I’ve never said no to an editor, but how am I going to keep up? How can I write total bullshit now, of all times? If I start turning down assignments, will my editors give me any more work? Or will they move on to the next freelancer who always says yes?

“Yes,” I e-mail back to the fish article. Yes to the root vegetables. After a few deep breaths, I say yes to the chicken soup piece, then go in search of Stefan’s e-mail from the other night.

I’m reading it (why I don’t know, since it’s forever committed to memory) when my computer bleeps that I have a new message. My pulse quickens. Stefan?

It’s from the food editor at the
Oregonian
. I wrote for her when I first started out, but soon discovered that newspapers couldn’t pay freelancers nearly what magazines could. Still, I liked writing for Sandra, and seeing my name in the local paper. I open her message.

Hi, Eleanor,

Long time, huh? Loved your latest piece in
Healthy Fit
. Who knew you could make ice cream with nondairy creamer?

There’s a fantastic new chef in town who has been living in Tibet and studying its cuisine. He’s taking over as head chef at PanAsia in the Pearl District, and I’d love an in-depth piece about him, Tibetan food, how he’s going to influence PanAsia’s menu, whatever personal details he’ll share. I know you don’t do restaurant reviews—this is strictly a profile. I can double what I used to pay you. What do you say?

Sandra

Ugh. Exactly why I hate writing profiles. I write about food, not people and their personal details. Still, I could use the money.

I hit
REPLY
:

Sandra,

Yes, it’s been a long time! Glad you liked the faux–ice cream piece, but for the record, I wouldn’t actually eat it or serve it to anyone I care about. It tastes like artificially sweetened school paste.

And yes, I’d love to do the profile. Who is this guy and how do I get ahold of him?

Best,

Eleanor

As if I don’t have enough on my plate. I sigh and close my eyes, fighting the eddy that threatens to pull me down.

 

Later, after staring at Stefan’s e-mail for far too long, I hit
REPLY
.

Dear Stefan,

Thank you so much for your generous and caring note. I am heartsick to learn about your mother. I’m just beginning to learn how the world, how everything changes when someone you love has cancer. How did you work? How did you function? How did you eat, sleep, talk to anyone without crying?

I stop here to shuffle to the bathroom for Kleenex, wipe my face, blow my nose, then continue.

Anyway, it was incredibly kind of you to respond so personally. I know you’re a busy person with a magazine to run. As soon as I’m feeling up to the task, I will be in touch about the new assignment. A week or so? I don’t really know. Sorry to be so vague.
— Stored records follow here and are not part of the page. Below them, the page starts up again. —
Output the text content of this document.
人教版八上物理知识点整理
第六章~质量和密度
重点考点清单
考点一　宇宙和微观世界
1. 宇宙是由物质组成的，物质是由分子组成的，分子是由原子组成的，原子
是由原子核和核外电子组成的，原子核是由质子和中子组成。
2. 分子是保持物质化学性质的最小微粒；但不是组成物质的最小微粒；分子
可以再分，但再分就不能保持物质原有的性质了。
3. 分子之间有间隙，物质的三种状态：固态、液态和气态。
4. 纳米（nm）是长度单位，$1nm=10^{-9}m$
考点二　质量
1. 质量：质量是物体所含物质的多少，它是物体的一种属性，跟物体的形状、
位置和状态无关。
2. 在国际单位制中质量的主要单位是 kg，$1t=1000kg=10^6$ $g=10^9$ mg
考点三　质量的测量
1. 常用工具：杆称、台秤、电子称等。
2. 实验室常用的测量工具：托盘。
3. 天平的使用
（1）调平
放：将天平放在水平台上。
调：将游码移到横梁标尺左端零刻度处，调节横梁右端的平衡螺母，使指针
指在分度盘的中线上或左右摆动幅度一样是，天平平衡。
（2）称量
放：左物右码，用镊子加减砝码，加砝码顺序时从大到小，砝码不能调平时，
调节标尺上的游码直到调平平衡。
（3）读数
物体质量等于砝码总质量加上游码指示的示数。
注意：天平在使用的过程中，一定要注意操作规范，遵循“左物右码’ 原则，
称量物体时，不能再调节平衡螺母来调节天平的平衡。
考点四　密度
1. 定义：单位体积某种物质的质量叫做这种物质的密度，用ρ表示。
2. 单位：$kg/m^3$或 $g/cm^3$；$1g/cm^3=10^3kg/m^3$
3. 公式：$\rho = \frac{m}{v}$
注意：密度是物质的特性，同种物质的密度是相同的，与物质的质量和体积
I type “Love,” then delete it and type “Yours, Eleanor.”

The rain outside slashes through the purple-black night, pelting the windows in thuds and plinks. It’s not even ten, but all I want to do is go to bed. At one a.m., though, I’m still awake, rolling from side to side to try to get comfortable, throwing blankets off, then pulling them on, disgruntling Buddy at every turn. Finally, she jumps off the bed and trots into the living room. I get up, too, and follow her, wander over to the computer. I have mail. I click it open and read:

Up late on deadline. I’ll call tomorrow.

S.

I’ll never get any sleep now. It’s already four a.m. in New York.